3.8. Plasmid Transfection and Luciferase Reporter Gene Assay

For the luciferase reporter gene assay, B16F10 cells (5.0 × 104 cells/well in 24-well plates) were transfected with 0.8 μg/mL of plasmids driving the expression of β-galactosidase and CREB-luciferase reporter gene. Transfection used the polyethyleneimine method as reported previously [34]. B16F10 cells were incubated for 24 h. After 24 h, the cells were treated with 400 or 800 μg/mL of lPv-EE or 100 or 200 μg/mL of rPv-EE or 10 mM of 3-MA for an additional 48 h. CREB-luciferase was induced by 100 nM of α-MSH for 48 h.

3.9. Immunoblotting

Total lysates prepared from the B16F10 cells were subjected to the western blotting assay of the total and phospho-forms of tyrosinase, CREB, MITF, Lamic A/C, JNK, ERK, p38, LC3B, and β-actin. Immunoreactive bands were visualized as described previously [20,36].

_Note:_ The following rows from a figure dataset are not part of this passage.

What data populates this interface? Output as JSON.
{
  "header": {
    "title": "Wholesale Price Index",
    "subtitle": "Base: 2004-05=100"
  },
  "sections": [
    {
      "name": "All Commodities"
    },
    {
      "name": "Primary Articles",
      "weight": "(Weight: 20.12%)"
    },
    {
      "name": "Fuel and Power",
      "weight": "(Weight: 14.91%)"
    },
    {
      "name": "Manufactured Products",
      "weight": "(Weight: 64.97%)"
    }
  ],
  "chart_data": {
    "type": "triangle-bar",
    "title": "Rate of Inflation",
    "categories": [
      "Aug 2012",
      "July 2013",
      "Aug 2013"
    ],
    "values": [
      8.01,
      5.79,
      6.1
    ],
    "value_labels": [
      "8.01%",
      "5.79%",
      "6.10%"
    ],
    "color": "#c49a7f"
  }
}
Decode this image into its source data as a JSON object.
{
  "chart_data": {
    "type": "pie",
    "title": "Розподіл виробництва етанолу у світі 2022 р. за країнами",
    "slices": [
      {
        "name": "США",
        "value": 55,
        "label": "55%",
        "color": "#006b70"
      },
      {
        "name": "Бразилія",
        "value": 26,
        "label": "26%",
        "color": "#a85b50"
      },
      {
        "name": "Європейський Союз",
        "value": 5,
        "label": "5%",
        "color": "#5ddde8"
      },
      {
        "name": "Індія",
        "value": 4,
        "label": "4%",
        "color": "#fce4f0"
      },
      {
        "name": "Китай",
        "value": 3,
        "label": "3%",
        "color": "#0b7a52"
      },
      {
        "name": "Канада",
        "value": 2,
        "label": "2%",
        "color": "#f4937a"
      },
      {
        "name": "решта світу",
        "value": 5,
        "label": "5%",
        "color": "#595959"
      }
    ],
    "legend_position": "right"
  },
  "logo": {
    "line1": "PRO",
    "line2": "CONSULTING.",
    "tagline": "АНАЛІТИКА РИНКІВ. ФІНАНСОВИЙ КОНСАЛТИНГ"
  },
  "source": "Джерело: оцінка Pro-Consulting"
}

3.10. Statistical Analysis

All data are presented as means ± standard deviation and each experiment consisted of three or four replications. The Mann–Whitney U test was used to analyze the statistical difference between groups. A p value < 0.05 was regarded as statistically significant. All statistical tests were performed using SPSS software (version 22.0, 2013; IBM Corp., Armonk, NY, USA).

4. Conclusions

In summary, we demonstrated that Pv-EE has an excellent anti-melanogenic effect on α-MSH-induced melanogenesis. We also used molecular mechanism studies to show that Pv-EE induces autophagy and regulates CREB and MAPKs signaling processes and also exhibits anti-melanin in melanocytes (Figure 5). Although the activity of LC3B, one of the proteins of autophagosome biogenesis, induces CREB activity and promotes melanin production [7], our results suggest that Pv-EE can downregulate melanin production through an increase in autophagy. The recovery of CREB luciferase activity by autophagy inhibition (Figure 4D,E) shows that autophagy increased by Pv-EE could modulate the CREB-signaling pathway by induction of negative feedback loop regulation [29]. Since there are some papers that state that autophagy may negatively or positively affect the cAMP-PKA-AMPK-SIRT1 signaling pathway including feedback regulation between PKA and autophagy [37,38], we will further examine the detailed mechanism to explain the role of autophagy in anti-melanogenic responses.
Figure 5

Putative inhibitory pathway of lPv-EE and rPv-EE.

Finally, kaempferol was detected in the analysis of Pv-EE’s phytochemical properties (Figure 4G). Kaempferol has been previously reported to have anti-melanogenesis [39] and autophagy-inducing effects [40]. Therefore, kaempferol appears to play an important role in the efficacy of Pv-EE in this research. Thus, this study shows that Pv-EE inhibits melanin formation, and therefore could potentially be used in drugs or cosmetics as a skin protectant due to its anti-melanin properties including autophagy.